- Name: Thomas Leslie AXFORD
- D.O.B: 18th June, 1894
- D.O.A: 4th July, 1918
- D.O.D: 11th October, 1983
- Award: Victoria Cross
- Occupation at time of action: Lance Corporal, 16th Battalion (South Australia and Western Australia), 4th Brigade, 4th Division, Australian Imperial Force
- Book: The Complete History - Volume 2
Vaire and Hamel Woods, France 4 July 1918
4 July 1918
The First World War 1918
On 4 July 1918 4th Division, Australian Imperial Force, attacked the German salient at Le Hamel, east of Amiens, between the Somme and the Amiens-St Quentin road. Between Le Hamel and Villers-Bretonneux were Vaire Wood and, to its north-east, Hamel Wood, which both needed to be cleared of the enemy.

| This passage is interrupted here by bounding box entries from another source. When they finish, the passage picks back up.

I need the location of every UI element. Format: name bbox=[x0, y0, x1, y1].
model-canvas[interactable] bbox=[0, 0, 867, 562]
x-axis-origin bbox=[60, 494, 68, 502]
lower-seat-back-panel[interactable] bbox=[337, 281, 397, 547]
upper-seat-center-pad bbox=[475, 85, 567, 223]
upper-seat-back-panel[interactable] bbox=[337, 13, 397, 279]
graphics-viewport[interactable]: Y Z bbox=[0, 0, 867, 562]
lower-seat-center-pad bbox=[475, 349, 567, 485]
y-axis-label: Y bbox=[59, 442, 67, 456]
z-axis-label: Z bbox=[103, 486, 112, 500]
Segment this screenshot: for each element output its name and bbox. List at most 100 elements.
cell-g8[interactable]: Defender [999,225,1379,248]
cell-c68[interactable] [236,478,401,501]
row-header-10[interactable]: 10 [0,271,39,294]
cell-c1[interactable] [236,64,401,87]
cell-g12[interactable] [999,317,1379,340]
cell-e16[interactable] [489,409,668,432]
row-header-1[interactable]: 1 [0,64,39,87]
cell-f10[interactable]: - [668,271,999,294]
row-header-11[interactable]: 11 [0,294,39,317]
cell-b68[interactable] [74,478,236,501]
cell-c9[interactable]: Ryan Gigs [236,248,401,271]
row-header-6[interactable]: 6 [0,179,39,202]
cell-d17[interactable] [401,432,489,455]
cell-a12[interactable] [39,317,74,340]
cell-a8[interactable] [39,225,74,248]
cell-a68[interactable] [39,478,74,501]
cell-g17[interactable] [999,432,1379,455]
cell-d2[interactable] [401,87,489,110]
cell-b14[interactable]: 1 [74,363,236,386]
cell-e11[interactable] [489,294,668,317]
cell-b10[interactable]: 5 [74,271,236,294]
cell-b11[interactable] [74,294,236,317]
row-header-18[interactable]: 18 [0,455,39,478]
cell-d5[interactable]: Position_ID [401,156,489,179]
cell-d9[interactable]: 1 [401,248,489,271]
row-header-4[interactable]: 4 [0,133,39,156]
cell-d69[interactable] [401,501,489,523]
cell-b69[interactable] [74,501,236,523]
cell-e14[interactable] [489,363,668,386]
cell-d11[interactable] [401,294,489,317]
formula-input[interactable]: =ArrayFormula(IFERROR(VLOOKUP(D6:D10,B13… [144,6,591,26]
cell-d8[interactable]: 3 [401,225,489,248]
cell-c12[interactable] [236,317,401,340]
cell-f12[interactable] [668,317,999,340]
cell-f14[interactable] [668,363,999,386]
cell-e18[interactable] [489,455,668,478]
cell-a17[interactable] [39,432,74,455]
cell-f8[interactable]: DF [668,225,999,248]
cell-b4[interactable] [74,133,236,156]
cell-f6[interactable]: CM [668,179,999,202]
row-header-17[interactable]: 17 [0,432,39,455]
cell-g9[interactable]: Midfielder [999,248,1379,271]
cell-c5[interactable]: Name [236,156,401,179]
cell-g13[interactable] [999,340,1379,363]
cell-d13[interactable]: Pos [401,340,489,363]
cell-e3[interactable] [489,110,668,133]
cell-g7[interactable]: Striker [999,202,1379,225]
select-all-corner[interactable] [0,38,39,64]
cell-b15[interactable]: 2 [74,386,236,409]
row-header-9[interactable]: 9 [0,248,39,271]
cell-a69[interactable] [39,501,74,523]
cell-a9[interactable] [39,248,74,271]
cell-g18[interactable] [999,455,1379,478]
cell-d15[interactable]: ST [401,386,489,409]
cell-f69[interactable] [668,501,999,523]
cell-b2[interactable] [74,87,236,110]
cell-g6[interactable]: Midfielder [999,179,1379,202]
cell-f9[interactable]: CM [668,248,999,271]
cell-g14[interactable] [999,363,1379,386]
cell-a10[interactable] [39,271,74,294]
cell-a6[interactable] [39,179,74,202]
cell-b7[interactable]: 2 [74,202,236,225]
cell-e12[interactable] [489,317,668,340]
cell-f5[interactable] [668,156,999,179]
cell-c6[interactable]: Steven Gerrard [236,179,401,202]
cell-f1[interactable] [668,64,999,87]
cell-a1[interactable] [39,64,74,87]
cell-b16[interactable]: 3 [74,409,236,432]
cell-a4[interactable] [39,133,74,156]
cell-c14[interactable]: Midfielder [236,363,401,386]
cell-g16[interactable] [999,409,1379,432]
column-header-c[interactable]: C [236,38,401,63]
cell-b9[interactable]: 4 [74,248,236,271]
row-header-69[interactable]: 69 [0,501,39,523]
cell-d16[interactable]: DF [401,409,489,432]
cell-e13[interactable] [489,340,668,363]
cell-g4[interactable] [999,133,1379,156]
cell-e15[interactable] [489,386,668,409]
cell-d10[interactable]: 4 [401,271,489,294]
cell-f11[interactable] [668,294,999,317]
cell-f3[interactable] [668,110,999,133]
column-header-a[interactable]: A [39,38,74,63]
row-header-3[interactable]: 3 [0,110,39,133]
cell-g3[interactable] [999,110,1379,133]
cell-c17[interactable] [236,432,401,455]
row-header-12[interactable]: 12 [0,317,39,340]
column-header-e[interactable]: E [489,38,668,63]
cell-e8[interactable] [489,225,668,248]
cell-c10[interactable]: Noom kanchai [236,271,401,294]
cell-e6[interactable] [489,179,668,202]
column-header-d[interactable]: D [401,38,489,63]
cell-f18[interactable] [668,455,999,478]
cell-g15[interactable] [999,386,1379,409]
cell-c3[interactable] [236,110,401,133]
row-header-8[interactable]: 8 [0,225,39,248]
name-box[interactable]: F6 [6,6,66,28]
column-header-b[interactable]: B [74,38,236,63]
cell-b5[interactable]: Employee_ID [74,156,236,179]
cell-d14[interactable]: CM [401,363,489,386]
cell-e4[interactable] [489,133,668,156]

In front of them, south-west of Le Hamel, ran the Germans’ Pear Trench. In the attack on this trench and its related strong-points, the 15th Battalion advanced to the north of the 16th Battalion. The Battle of Le Hamel was a conspicuous success.
For most conspicuous bravery and initiative during operations. When the barrage lifted and the Infantry advance commenced, his platoon was able to reach the first enemy defences through gaps which had been cut in the wire. The adjoining platoon being delayed in un-cut wire, enemy machine guns got into action, and inflicted many casualties, including the Company Commander. Lance-Corporal Axford, with great initiative and magnificent courage, at once dashed to the flank, threw his bombs amongst the machinegun crews, jumped into the trench, and charged with his bayonet. Unaided he killed ten of the enemy and took six prisoners: he threw the machine guns over the parapet, and called out to the delayed platoon to come on. He then rejoined his own platoon, and fought with it during the remainder of the operations. Prior to the incidents above mentioned he had assisted in the laying out of the tapes for the jumping off position, which was within 100 yards of the enemy. When the tapes were laid he remained out as a special patrol to ensure that the enemy did not discover any unusual movement on our side. His initiative and gallantry undoubtedly saved many casualties, and most materially assisted towards the complete success of his company in the task assigned to it.